My research broadly falls into two main categories. So the first is focusing on verbal and non-verbal communication between managers and capital market participants like investors and analysts. The second area of research is focusing on gender issues in accounting settings.

00:26

One of the papers that I think I am the proudest of was conducted in cooperation with the CFA Institute, specifically their Women in Investment Management Institute. What they were really trying to understand, and what we kind of came at this project in order to try to help address, is why we see that there is more of a gender parity in the lower levels of the CFA profession, but that women seem to be represented less and less as you moved up the ranks.

00:54

As accountants, what we have is expertise in performance evaluations, specifically how we use the information that's available to us. So our goal really was to look at the performance evaluation process and just see if there is something that might have been happening in that process that could be representing a roadblock for female analysts.

01:12

What we ended up documenting was this double standard in what's considered acceptable behavior for male and female analysts. Specifically, when we think about analysts in general, we think of them as fairly aggressive, hard charging, pretty forceful, dominant; these are characteristics that are stereotypically associated with men. So what's happening is when an analyst, as they frequently need to, exhibits behavior that is not like this–things like acting more cooperative or choosing not to pursue a particular recommendation–this represents surprising behavior.

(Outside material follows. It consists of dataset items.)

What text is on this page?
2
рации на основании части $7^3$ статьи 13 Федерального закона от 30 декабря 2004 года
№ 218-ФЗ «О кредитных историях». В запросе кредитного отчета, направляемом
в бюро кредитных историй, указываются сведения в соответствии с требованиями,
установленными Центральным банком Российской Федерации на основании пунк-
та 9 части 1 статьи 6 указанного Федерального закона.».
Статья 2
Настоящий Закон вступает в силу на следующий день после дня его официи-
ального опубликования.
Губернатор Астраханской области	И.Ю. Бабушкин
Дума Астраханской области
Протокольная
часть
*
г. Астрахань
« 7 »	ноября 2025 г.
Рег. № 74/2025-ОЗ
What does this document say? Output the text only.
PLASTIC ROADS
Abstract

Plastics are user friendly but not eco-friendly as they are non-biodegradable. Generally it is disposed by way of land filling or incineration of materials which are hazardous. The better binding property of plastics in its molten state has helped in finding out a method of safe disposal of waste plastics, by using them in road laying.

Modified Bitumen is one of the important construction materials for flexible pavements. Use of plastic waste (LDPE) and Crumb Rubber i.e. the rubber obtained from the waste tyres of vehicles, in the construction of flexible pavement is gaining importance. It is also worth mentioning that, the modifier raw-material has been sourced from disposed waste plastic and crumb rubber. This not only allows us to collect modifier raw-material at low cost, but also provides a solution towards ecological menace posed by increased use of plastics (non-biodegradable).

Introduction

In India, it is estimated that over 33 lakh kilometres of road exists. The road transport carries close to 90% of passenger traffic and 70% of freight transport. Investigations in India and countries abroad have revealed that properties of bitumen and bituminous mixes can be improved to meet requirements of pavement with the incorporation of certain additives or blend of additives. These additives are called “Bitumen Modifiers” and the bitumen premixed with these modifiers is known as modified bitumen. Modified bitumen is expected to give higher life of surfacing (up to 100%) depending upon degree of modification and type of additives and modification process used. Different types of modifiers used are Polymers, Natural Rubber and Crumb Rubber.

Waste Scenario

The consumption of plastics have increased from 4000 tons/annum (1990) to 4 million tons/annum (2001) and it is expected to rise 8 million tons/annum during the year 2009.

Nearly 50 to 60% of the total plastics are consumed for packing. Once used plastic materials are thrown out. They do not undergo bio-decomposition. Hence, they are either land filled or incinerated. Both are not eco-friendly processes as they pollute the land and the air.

It's something that we just don't expect analysts to do.

01:56

One thing that the brain does not like is a surprise. When we have a surprise, we try to figure out, ‘Okay, what's the cause?’ Like what is the root cause that is making this thing that's sort of dissonant with what I'm expecting? When the analyst is female, there is a category available that might be helpful for explaining that behavior. We might associate collaboration and cooperation, and maybe a lack of aggression, with the female gender.

02:23

For female analysts, what this was doing was sending a signal that maybe this person isn't actually like an analyst; maybe they're not a good fit for the role because they don't have the characteristics I associate with analysts. So we were seeing negative performance evaluations. Now for male analysts, what we would see in that case is that it wasn't attributed to the analyst at all. It was just explained away as part of the context: either they just chose not to pursue the recommendation because there was politics involved, or it wasn't a good fit for the portfolio—things that we did not say at all, just inferences that participants in our experiment made.

03:00

03:00 This is a project that I've been fortunate enough to be able to present to a lot of practitioner groups, and it's one of these projects that I'm proud of because you can kind of see the impact that it's making on what's clearly a really important issue.